I had always liked this song by U2, but it was not until my first year in the teaching training college, during my social studies lesson, that I really realized what the lyrics were about. What was the “Bloody Sunday”? Had it actually existed? To my surprise it was a well known historic event in the UK.
As you may know, U2 is an Irish rock band and this is quite significant since “Bloody Sunday” took place in Derry (Ireland). “Bloody Sunday” is an incident which occurred on 30 January 1972, an idle Sunday, in which 14 people were slaughtered. Who were these people? Why were they killed?
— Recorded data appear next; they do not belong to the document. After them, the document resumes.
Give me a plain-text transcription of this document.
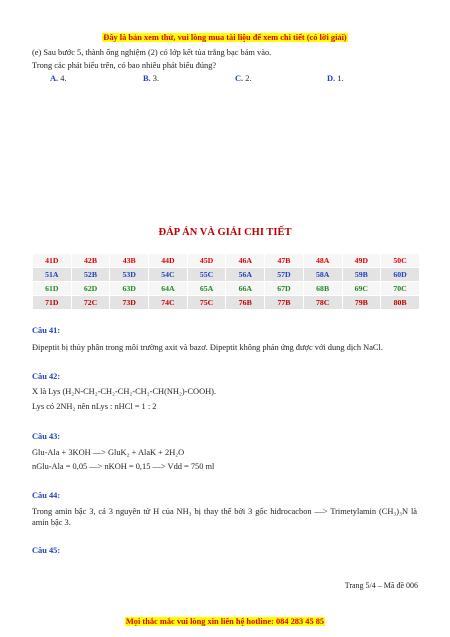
Đây là bản xem thử, vui lòng mua tài liệu để xem chi tiết (có lời giải)
(e) Sau bước 5, thành ống nghiệm (2) có lớp kết tủa trắng bạc bám vào.
Trong các phát biểu trên, có bao nhiêu phát biểu đúng?
A. 4.	B. 3.	C. 2.	D. 1.
ĐÁP ÁN VÀ GIẢI CHI TIẾT
41D	42B	43B	44D	45D	46A	47B	48A	49D	50C
51A	52B	53D	54C	55C	56A	57D	58A	59B	60D
61D	62D	63D	64A	65A	66A	67D	68B	69C	70C
71D	72C	73D	74C	75C	76B	77B	78C	79B	80B
Câu 41:
Đipeptit bị thủy phân trong môi trường axit và bazơ. Đipeptit không phản ứng được với dung dịch NaCl.
Câu 42:
X là Lys (H₂N-CH₂-CH₂-CH₂-CH₂-CH(NH₂)-COOH).
Lys có 2NH₂ nên nLys : nHCl = 1 : 2
Câu 43:
Glu-Ala + 3KOH —> GluK₂ + AlaK + 2H₂O
nGlu-Ala = 0,05 —> nKOH = 0,15 —> Vdd = 750 ml
Câu 44:
Trong amin bậc 3, cả 3 nguyên tử H của NH₃ bị thay thế bởi 3 gốc hiđrocacbon —> Trimetylamin (CH₃)₃N là amin bậc 3.
Câu 45:
Trang 5/4 – Mã đề 006
Mọi thắc mắc vui lòng xin liên hệ hotline: 084 283 45 85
By whom?
Most of the victims were unarmed members of a civil rights group who were part of a protest and who suffered from brutal and bloody repression by the British Army. But, protesters were not the only ones who were shot at, some of the victims were just bystanders whose mistake was to be in the wrong place, at the wrong time. As I said before, the victims were 14, 7 of them were adolescents. Not every victim died of gunshot wounds- two of them died after being run down by vehicles from the British Army- and of those who did, 5 were shot in the back. What is even more indignant is the fact that up to now, none of the murderers have been condemned on the basis that they acted recklessly and for fear of a savage attack carried out by these protesters- unarmed protesters.
“Broken bottles under children's feet
Bodies strewn across the dead end street”
I found these two lines vividly illustrative. Just by reading them, you can have the mental image and the nasty feeling of how terrible being there must have been. I think that those who died in this event and those who found themselves part of it out of the blue deserve this song so as to be remembered.
I hope you like it.
Congratulations on this post!Yuo have just gave us a lesson on how we could use songs to learn things...and interpret them. I trully enjoyed reading it.